I stood there for a moment longer.
Then I straightened.
Lifted my chin.
And walked to my car like someone who had somewhere to be.
I didn't call Emma.
I didn't go home and sit with it the way I had with everything else, turning it over and over until the edges were worn smooth.
I went to the fitting.
Stood in front of the mirrors while a stylist worked around me and smiled at the right moments and gave opinions on fabric and silhouette and was, by every observable measure, completely fine.
This is what you do, I told myself. "You show up. You perform. You hold it together until you can afford not to."
The runway had taught me that much at least.
Bryan texted at seven.
Bryan: How's your day been?
I looked at the message.
Two weeks ago I would have hesitated. Would have debated. Would have told myself to put the phone down and not add fuel to a fire I was supposed to be letting go out.
I didn't hesitate.
Me: Interesting. Yours?
Bryan: Better now. Want to talk about interesting?
Me: Not yet. Soon.
Bryan: I'm here whenever you're ready.
I set the phone down.
Looked out the window at the evening city.
Thought about John's face in that half second before the recovery.
Thought about Rose's hand on his arm.
Thought about "John talks about you" delivered with a straight face to the girlfriend.
And then I thought about Bryan in my elevator text thread at midnight, pulling things from me I hadn't planned to give, making me feel things I hadn't planned to feel.
Two men.
One who had been building something secret in the alcove by the filing cabinets.
One who had never pretended to be anything other than exactly what he was.
I wasn't sure that made Bryan the right choice.
But it was starting to make John feel very clearly like the wrong one.
That night I opened my journal.
Found the page.
What do I actually want?
And what am I actually afraid of finding out?
And who am I becoming in the process of trying to figure it out?
And how much longer can I keep pretending I don't already know the answers?

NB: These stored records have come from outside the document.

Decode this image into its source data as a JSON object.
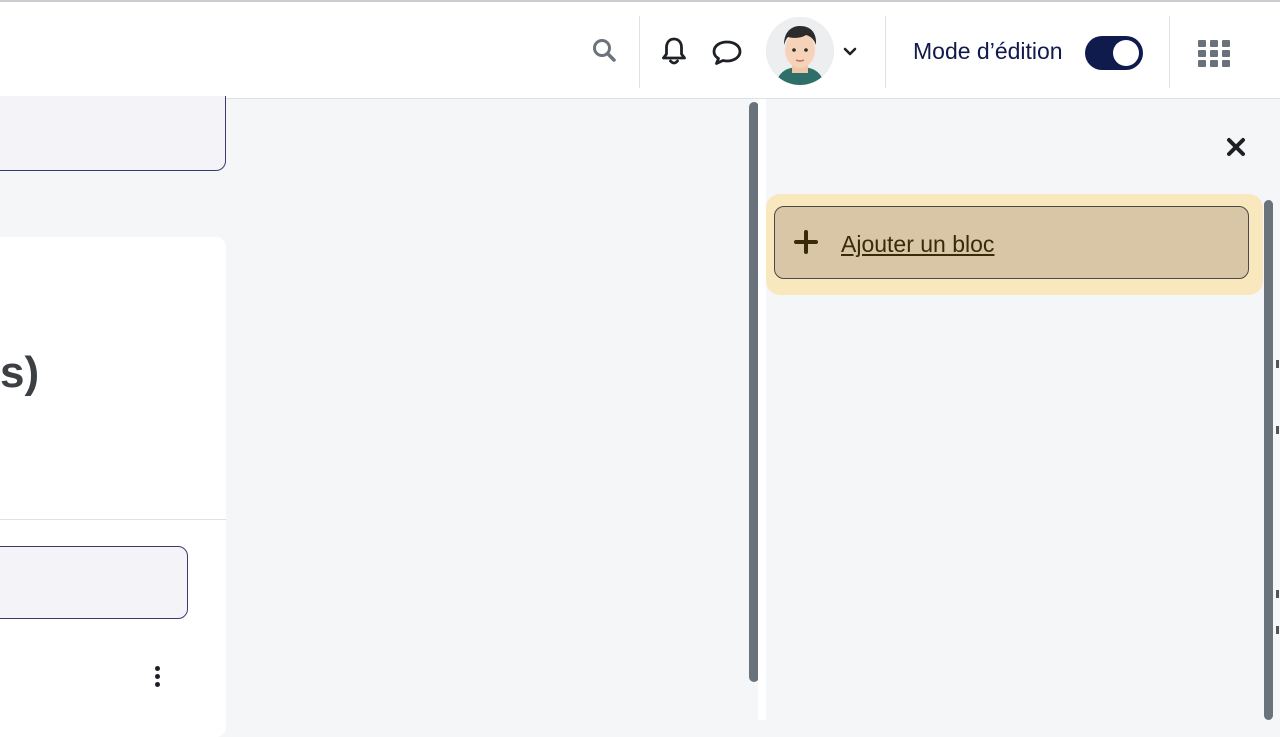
{
  "navbar": {
    "search_icon": "search-icon",
    "notifications_icon": "bell-icon",
    "messages_icon": "chat-bubble-icon",
    "user_menu_icon": "chevron-down-icon",
    "edit_mode_label": "Mode d’édition",
    "edit_mode_on": true,
    "apps_icon": "grid-icon"
  },
  "main": {
    "card_title_partial": "s)"
  },
  "drawer": {
    "close_icon": "close-icon",
    "add_block_label": "Ajouter un bloc",
    "add_block_icon": "plus-icon"
  },
  "colors": {
    "primary": "#0f1a4d",
    "add_block_highlight": "#f9e7bd",
    "add_block_bg": "#d9c6a6",
    "page_bg": "#f5f6f8"
  }
}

I read all four questions slowly.
Then I turned to a clean page.
And for the first time since I'd started writing in this journal I didn't write a question.
I wrote a statement.
I know what I saw today.
And I am done pretending I didn't see it.
I closed the journal.
The city hummed outside.
Somewhere across town John was probably home now, cooking or watching something, maybe texting Rose, maybe not, maybe sitting exactly where I'd left him in his own comfortable performance of a normal evening.
And somewhere across town Bryan was waiting.
Patient and certain and completely aware that I was going to come back to him eventually.
Maybe he'd always known.
Maybe I had too.
There is a particular kind of calm, that arrives after the last piece of doubt, finally falls away.
Not peace exactly.
Something cooler than that.
Something that knows what comes next, and has stopped being afraid of it.